Prominent Indian writer Arundhati Roy has canceled her planned attendance at the Berlin International Film Festival, saying her withdrawal comes in response to “unconscionable statements” made by the jury and its president, Wim Wenders, about the Gaza Strip.
“With deep regret, I must say that I will not be attending the Berlinale,” Roy wrote in a statement issued by her publisher on Friday.
At the press conference on the festival’s opening day on Thursday, jury members were asked to comment on the festival’s position on the conflict in Gaza.
A journalist had accused the festival of showing solidarity with Ukrainians and Iranians but not with Palestinians.
One jury member, Ewa Puszczynska, said asking such a question was “unfair.”
Jury president Wenders responded, “We cannot really enter the field of politics,” and described filmmakers as “the counterweight to politics.”

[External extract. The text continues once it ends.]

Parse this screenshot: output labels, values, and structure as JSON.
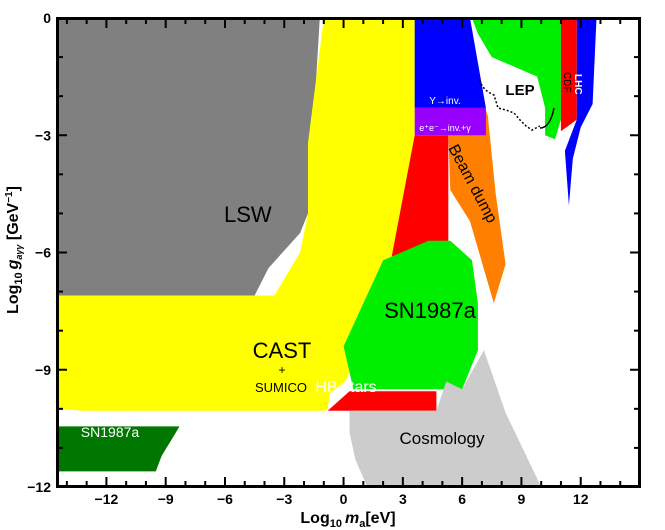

In Roy’s statement, she wrote that “[to] hear them say that art should not be political is jaw-dropping.”Â
“It is a way of shutting down a conversation about a crime against humanity even as it unfolds before us in real time — when artists, writers and filmmakers should be doing everything in their power to stop it.”
Roy, who is known as a firm supporter of the Palestinian cause, was due to attend a Berlinale screening of her 1989 film “In Which Annie Gives It Those Ones.”
Germany has been under fire internationally for its diplomatic support to Israel, which insists it is targeting Hamas militants rather than civilians in Gaza. Hamas is designated as a terrorist group in Israel, Germany and several other countries.